Question

a man goes 10 metres towards north then 20 metre towards east and the distance and displacement​

Answer 1

The path that the man followed would be as attached above! (click on the above image to open it in fullscreen!)

Let his initial position be A.

Let the distance he walked northwards be AB (= 10 m) and that he walked eastwards be BC (= 20 m).

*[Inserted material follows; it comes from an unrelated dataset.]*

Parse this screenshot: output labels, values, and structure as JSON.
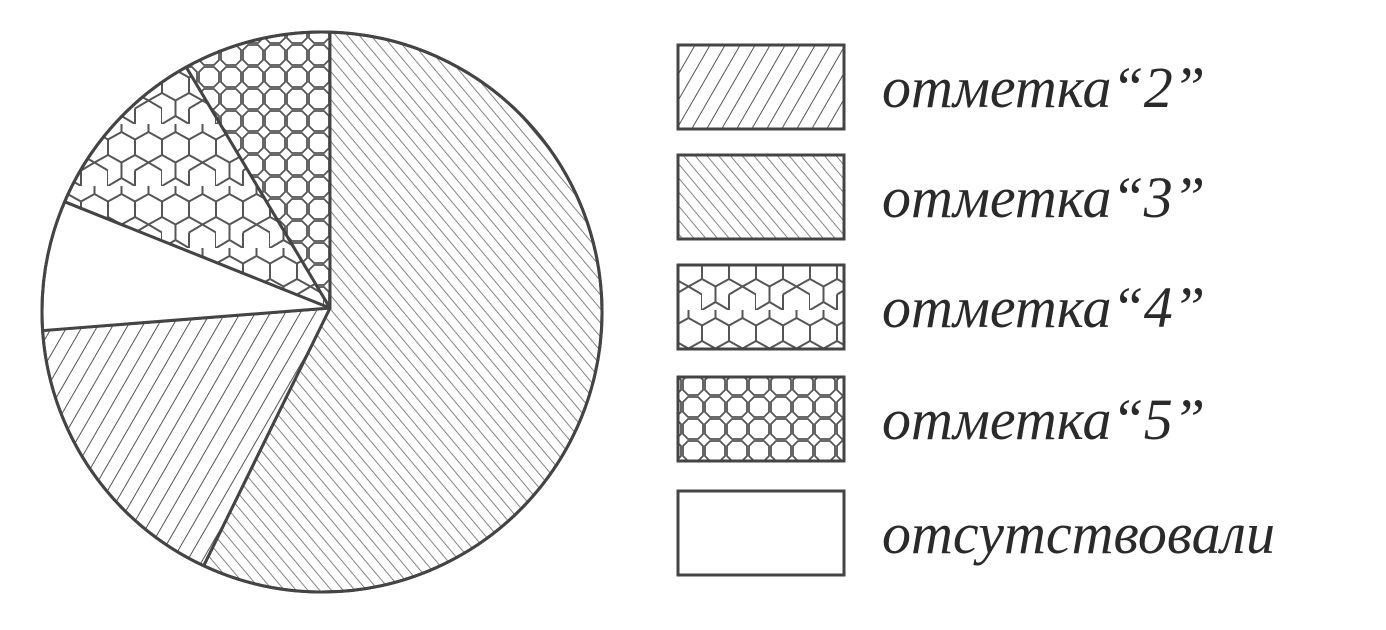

Distance walked by the man

= (AB + BC) m

= (10 + 20) m

= 30 m

Displacement of the man

= AC

Now, ∆ABC is a right angled triangle, right angled at B. So by applying Pythagoras' theorem;

AC

$= (\sqrt{ {ab}^{2} + {bc}^{2} }) \: m \\ = (\sqrt{ {10}^{2} + {20}^{2} } ) \: m \\ = ( \sqrt{100 + 400}) \: m \\ = (\sqrt{500}) \: m \\ = ( \sqrt{2 \times 2 \times 5 \times 5 \times 5}) \: m \\ = (\sqrt{ {2}^{2} \times {5}^{2} \times 5 } ) \: m \\ = (2 \times 5 \sqrt{5} ) \: m \\ = 10 \sqrt{5} \: m$

Hence, the distance walked by the man and his displacement are 30 m and 10√5 m respectively.